When Elle Lee was growing up in the Northwestern Chinese city of Urumqi, she was fascinated by the China Southern Airlines jets taking off near her home.
“I saw those aircraft with a Kapok flower logo on the empennage taking off and landing every day,” she recalled during your author’s visit to China Southern’s headquarters in Guangzhou. “That scene overhead and rumbling noise became part of my early years. At that time, I always wondered how these amazing metal creatures were able to get into the air. I was amazed at the awesome power of those jets.”
So, it was not much of a leap when Lee decided to pursue an aviation career. Today, she is one of five women dispatchers at China Southern and now works at the airline’s Guangzhou headquarters. Owing to her command of English, she often has the opportunity to meet foreign visitors and brief guests on the airline and its dispatch operations.
China Southern was an attractive job opportunity. The state-owned company ranks first in Asia. In 2000, it only had 100 aircraft but now operates more than 600 on over 2,200 daily flights. Lee noted that by 2020, the fleet will reach 1,026 aircraft.
A SkyTeam member, China Southern’s fleet includes Boeing, 787, 777, 737s as well as the Airbus A380, A330 and A320 series. China Southern Airlines Group has 15 branches, including operations in Xinjiang, Beifang, Beijing, Shenzhen, Hainan, Heilongjiang, Jilin, Dalian, Hubei, Hunan, Guangxi, Xi’an, Taiwan, Zhuhai Helicopter, Shanghai and six major subsidiaries.
A job at a state-owned company provides protection from what Lee described as “wild competition”. But, she said, “it is important to take advantage of all the opportunities to make friends and broaden your horizons around the world.”
Lee’s fascination with China Southern naturally led her to the Civil Aviation University of China (CAUC) where she earned a degree in air traffic control management. After China Southern began recruitment in her senior year, Lee jumped at the chance to apply.
“I saw the Kapok flower logo again and thought, why not work for it,” she recalled. “In fact, I never expected to be a dispatcher before entering college. I didn’t even know what a dispatcher did. The main reason for me to choose this major was because it’s easy to find a decent job, and at the same time related to my interest in aviation and aircraft. It was a very logical choice because [of] the furious competition among graduates in China.”
“After college, you are able to sign a contract with a company and to apply for a domestic CAAC Flight Dispatcher License, which takes a year,” she explained. “Then you learn how to make a flight plan and attend annual company recurrent training classes which take a week at a time. Dispatchers are also re-evaluated by the technical management department.”
The path to a journeyman Flight Dispatcher then spans over three to five years, when candidates learn how to control a flight, according to the filed flight plan they develop.

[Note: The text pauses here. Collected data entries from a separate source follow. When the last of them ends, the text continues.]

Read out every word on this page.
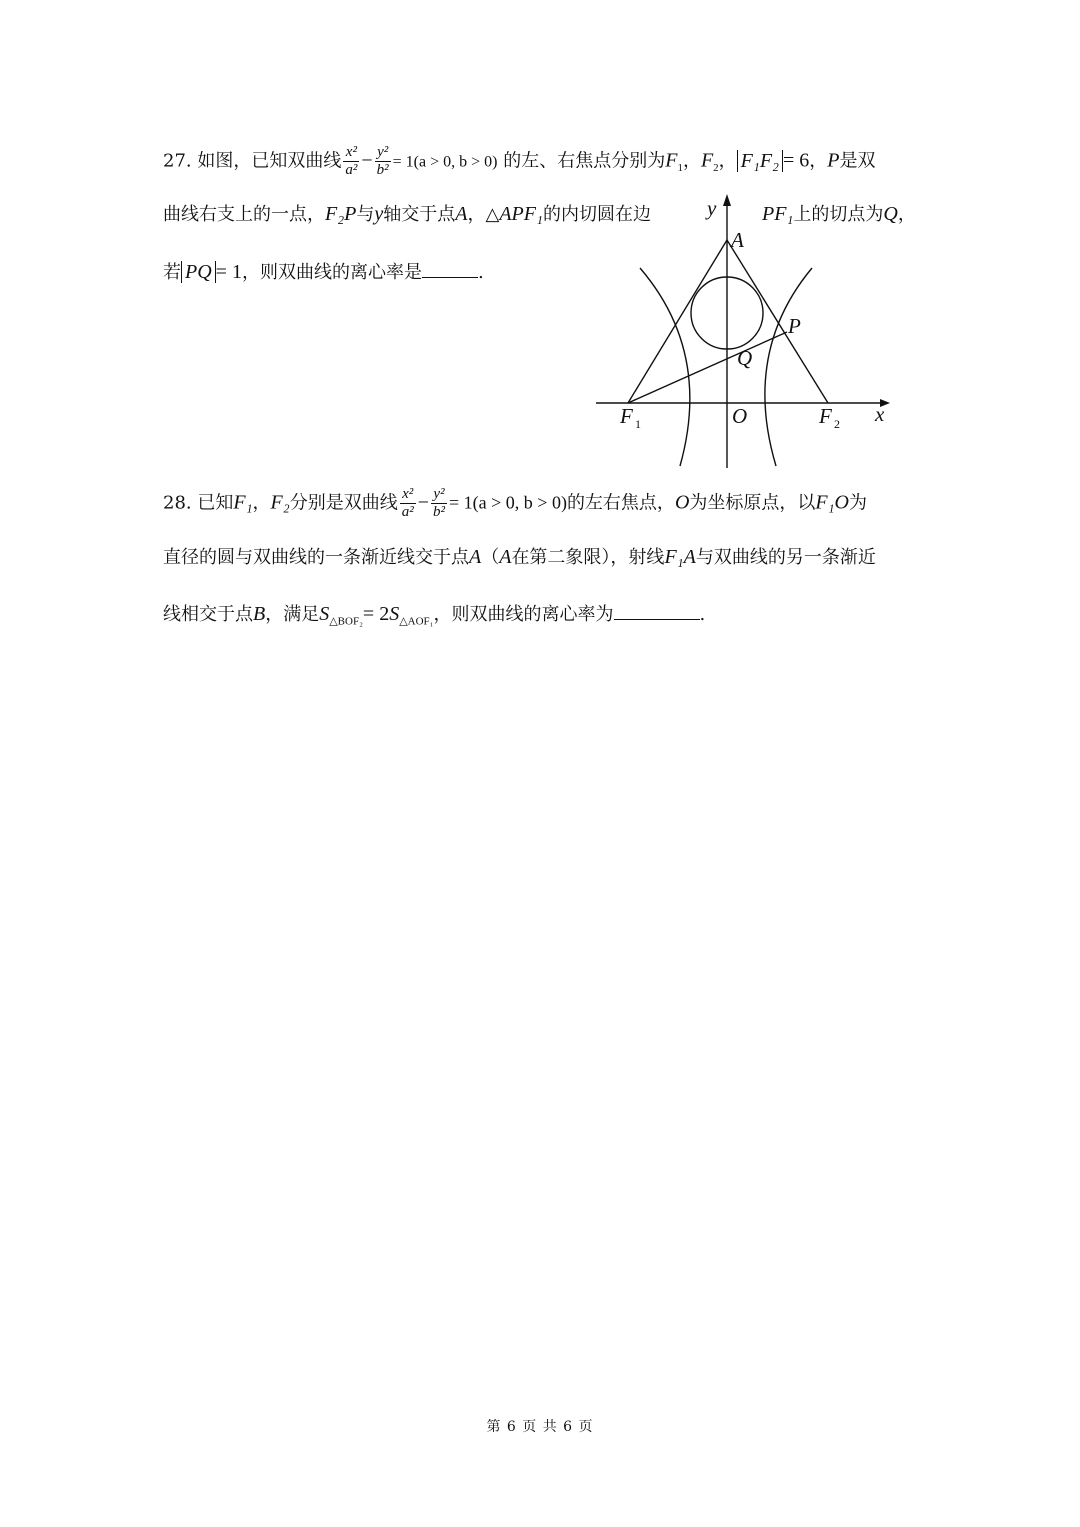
27. 如图，已知双曲线 $\frac{\text{x²}}{\text{a²}} - \frac{\text{y²}}{\text{b²}} = 1(a > 0$, b > 0) 的左、右焦点分别为$F_1$，$F_2$， F₁F₂ = 6，P是双
曲线右支上的一点，F₂P与y轴交于点A，△APF₁的内切圆在边	PF₁上的切点为Q，
若 PQ = 1，则双曲线的离心率是	.
y
x
A
P
Q
O
F 1	F 2
28. 已知F₁，F₂分别是双曲线 $\frac{\text{x²}}{\text{a²}} - \frac{\text{y²}}{\text{b²}} = 1(a > 0$, b > 0)的左右焦点，O为坐标原点，以F₁O为
直径的圆与双曲线的一条渐近线交于点A（A在第二象限），射线F₁A与双曲线的另一条渐近
线相交于点B，满足$S_{\triangle BOF_2}= 2S_{\triangle AOF_1}$，则双曲线的离心率为	.
第 6 页 共 6 页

“If you do well, the company will send you to America to apply for a license from the Federal Aviation Administration, which allows you to take charge of long-haul flights such as China Southern’s Airbus A380 from Los Angeles to Guangzhou. That is a challenge the first time you do it.”
Seven years since graduation, Lee is now a Level 2 dispatcher and Duty Manager with responsibility for supervising the quality of all flight plans as well as monitoring flight operations as a whole.
The challenges for dispatchers does not stop there, Lee explained. “We are a very fast-growing company and dispatchers have to control an ever-growing fleet. China has sufficient labor but only those who are equipped for sophisticated technology and experience are highly valued. Once you choose a career in aviation, it is wise to stick to it as long as possible. We don’t change the job a lot but just go deeper to learn every detail.”
China Southern now has 300 licensed dispatchers. “However, the gender disparity is still large because of the need to schedule night shifts and the challenge to accommodate pregnancy,” she said. “Fortunately, more women dispatchers come every year with our annual recruitment drive each July. We actually need the diversity because we have found that women do better than men in this position.”
“For girls like me, I say do not be afraid to compete with the men you work with,” Lee continued. “We experience more rigorous examinations to stand at the same level with our male colleagues. So, if you expect to be a loving housewife, go back home. Or else, just do everything you can to become the best you can be.”